FDA Adverse Event Death Summary report: N

INTEGRATED APD SET W/CASSETTE3-PRONG

MDR report key: 1914877 · Received December 6, 2010

Report

Report Number
1423500-2010-06545
Event Type
Death
Date Received
December 6, 2010
Date of Event
November 1, 2010
Report Date
November 12, 2010
Manufacturer
BAXTER HEALTHCARE - MOUNTAIN HOME
Product Code
FKX
PMA / PMN Number
K923065
Adverse Event
Yes
Report Source
Manufacturer report
Reporter Location
MO, US
Reporter Occupation
HEALTH PROFESSIONAL

Narratives

Additional Manufacturer Narrative · 1

(B)(4). A BATCH REVIEW WAS CONDUCTED ON POTENTIALLY ASSOCIATED LOT (H10H02023) AND NO ISSUES WERE FOUND RELATED TO THE REPORTED CONDITION DURING THE MANUFACTURE OF THIS LOT. BAXTER HAS RECEIVED SIMILAR REPORTS FOR THE REPORTED CONDITION. THE ROOT CAUSE INVESTIGATION IS IN PROGRESS. BASED ON THE INFORMATION OBTAINED DURING BAXTER'S INVESTIGATION, THE CAUSE OF THIS INCIDENT COULD NOT BE DETERMINED.
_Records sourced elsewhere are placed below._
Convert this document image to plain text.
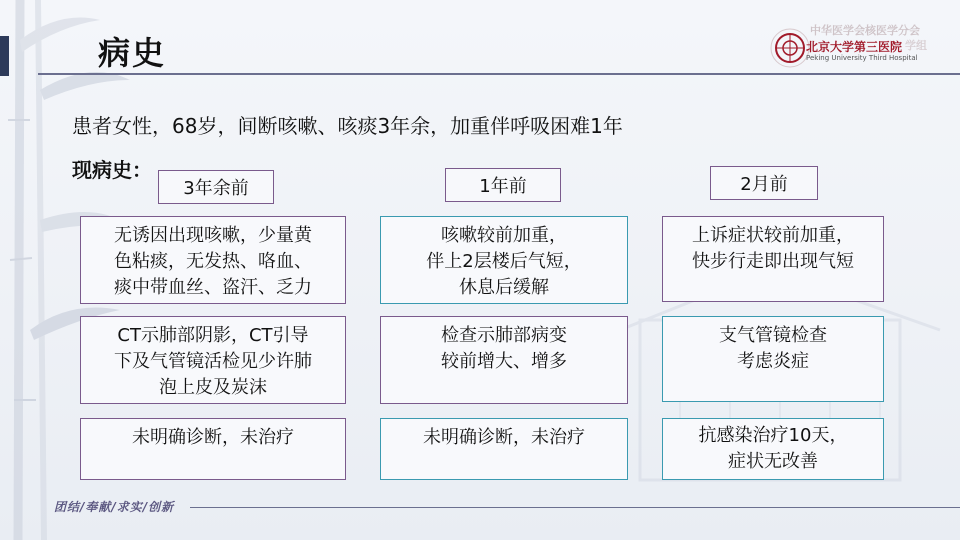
病史
中华医学会核医学分会
北京大学第三医院 学组
Peking University Third Hospital
患者女性，68岁，间断咳嗽、咳痰3年余，加重伴呼吸困难1年
现病史：
3年余前
无诱因出现咳嗽，少量黄
色粘痰，无发热、咯血、
痰中带血丝、盗汗、乏力
CT示肺部阴影，CT引导
下及气管镜活检见少许肺
泡上皮及炭沫
未明确诊断，未治疗
1年前
咳嗽较前加重，
伴上2层楼后气短，
休息后缓解
检查示肺部病变
较前增大、增多
未明确诊断，未治疗
2月前
上诉症状较前加重，
快步行走即出现气短
支气管镜检查
考虑炎症
抗感染治疗10天，
症状无改善
团结/奉献/求实/创新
Additional Manufacturer Narrative · 1

(B)(4). AS THE PATIENTS DISCARD SUPPLIES AFTER EACH THERAPY, THE SAMPLE WAS NOT REQUESTED. THIS EVENT INVOLVES THREE BAXTER PRODUCTS. THIS MEDWATCH IS BEING SUBMITTED FOR THE FIRST OF THOSE THREE PRODUCTS.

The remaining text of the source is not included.